All preliminary isolates were tested for minimum inhibitory concentrations (MICs) for β-lactam agents [including penicillin (piperacillin-tazobactam), cephalosporins (cefazolin, cefoxitin, cefuroxime, cefotaxime, ceftazidime, and cefepime), carbapenems (doripenem, ertapenem, imipenem, and meropenem), and a monobactam (aztreonam)] and non-β-lactams [including fluoroquinolones (ciprofloxacin and levofloxacin), aminoglycosides (gentamicin and amikacin), trimethoprim-sulfamethoxazole, colistin, and tigecycline]. The MIC for tigecycline was determined with the E-test (AB Biodisk, Solna, Sweden) on Mueller-Hinton media, and the MICs for other agents were determined using the broth microdilution method (Sensititre, Trek Diagnostic Systems, Cleveland, OH, USA). Isolates with MICs of >1 μg/mL for imipenem or/and meropenem were defined as CnSKP. Susceptibilities to colistin and tigecycline were determined based on the European Committee on Antimicrobial Susceptibility Testing (EUCAST) guidelines[53], while susceptibility to other agents was based on updated guidelines from the Clinical & Laboratory Standards Institute (CLSI)[54].

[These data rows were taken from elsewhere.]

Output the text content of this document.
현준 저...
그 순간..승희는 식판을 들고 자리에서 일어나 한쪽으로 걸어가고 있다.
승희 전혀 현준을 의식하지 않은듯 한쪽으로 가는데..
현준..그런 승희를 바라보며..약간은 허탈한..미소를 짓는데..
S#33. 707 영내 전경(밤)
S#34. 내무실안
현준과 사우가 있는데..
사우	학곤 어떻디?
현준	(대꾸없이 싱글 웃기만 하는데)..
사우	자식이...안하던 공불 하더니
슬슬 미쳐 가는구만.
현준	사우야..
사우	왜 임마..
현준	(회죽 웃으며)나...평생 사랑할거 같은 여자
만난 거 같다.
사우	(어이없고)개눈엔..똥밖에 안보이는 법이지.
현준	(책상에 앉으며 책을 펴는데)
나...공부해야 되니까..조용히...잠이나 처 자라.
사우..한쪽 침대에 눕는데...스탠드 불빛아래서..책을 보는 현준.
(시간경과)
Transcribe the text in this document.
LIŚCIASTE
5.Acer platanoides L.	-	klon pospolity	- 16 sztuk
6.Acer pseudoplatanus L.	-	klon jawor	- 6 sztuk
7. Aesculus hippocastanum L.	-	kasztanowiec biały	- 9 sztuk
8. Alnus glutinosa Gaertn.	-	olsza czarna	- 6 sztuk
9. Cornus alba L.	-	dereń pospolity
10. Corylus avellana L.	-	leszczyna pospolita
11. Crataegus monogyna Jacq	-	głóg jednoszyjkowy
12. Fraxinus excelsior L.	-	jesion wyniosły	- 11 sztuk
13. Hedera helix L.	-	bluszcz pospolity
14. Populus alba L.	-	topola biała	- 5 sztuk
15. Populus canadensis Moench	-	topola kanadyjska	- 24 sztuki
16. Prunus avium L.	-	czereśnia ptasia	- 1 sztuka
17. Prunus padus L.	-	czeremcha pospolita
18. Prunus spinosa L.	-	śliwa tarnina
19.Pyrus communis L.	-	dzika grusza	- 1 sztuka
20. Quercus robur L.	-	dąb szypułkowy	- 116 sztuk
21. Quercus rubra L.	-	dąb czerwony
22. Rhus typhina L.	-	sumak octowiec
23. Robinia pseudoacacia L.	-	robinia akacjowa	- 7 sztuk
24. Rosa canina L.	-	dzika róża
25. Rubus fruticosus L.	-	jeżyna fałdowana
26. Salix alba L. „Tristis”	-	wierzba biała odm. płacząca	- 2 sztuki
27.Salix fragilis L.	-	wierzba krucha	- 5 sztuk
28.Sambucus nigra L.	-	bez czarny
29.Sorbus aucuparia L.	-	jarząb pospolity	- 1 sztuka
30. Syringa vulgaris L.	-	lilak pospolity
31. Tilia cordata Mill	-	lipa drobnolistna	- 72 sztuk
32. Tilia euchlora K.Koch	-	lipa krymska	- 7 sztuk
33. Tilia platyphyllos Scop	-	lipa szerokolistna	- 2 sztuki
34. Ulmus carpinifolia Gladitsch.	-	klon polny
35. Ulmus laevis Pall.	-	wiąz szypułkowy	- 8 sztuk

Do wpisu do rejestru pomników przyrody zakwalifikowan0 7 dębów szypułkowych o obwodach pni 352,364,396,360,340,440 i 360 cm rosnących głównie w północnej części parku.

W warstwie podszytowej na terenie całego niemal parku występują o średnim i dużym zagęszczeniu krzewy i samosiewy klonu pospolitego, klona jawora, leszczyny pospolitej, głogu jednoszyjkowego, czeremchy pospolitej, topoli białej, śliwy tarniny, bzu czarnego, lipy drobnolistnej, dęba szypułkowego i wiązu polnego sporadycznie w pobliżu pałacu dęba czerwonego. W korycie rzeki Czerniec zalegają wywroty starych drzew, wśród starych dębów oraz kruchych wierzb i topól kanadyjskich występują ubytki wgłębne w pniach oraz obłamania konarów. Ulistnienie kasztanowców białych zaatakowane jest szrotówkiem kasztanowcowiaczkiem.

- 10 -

Detection of Carbapenemase Genes

All verified CnSKP isolates were subjected to polymerase chain reaction (PCR) detection of genes encoding carbapenemases, including class A (blaKPC, blaGES, blaIMI, blaNMC, blaSME), class B (blaIMP, blaVIM, blaNDM, blaGIM, blaSIM, blaSPM), and class D (blaOXA-48), using the primers described previously 4. The amplicons were further sequenced to identify the molecular type. Isolates positive for the carbapenemase gene were defined as CPKP, and those that were negative were defined as non-CP-CnSKP.

Multilocus Sequence Typing

Multilocus sequence typing (MLST) was performed on all isolates with a single carbapenemase gene according to the protocol described on the K. pneumoniae MLST website (http://www.pasteur.fr/recherche/genopole/PF8/mlst/Kpneumonia.html). MLST results were typed according to the international database created in 2005 at the Pasteur Institute in Paris, France.

Statistical Analyses

SPSS version 17.0 (SPSS, Chicago, IL, USA) was used to perform statistical analyses. The chi-square test was applied for categorical variables, and linear-by-linear association was used to analyze trends (chi-square for trend). A p value of < 0.05 was considered statistically significant.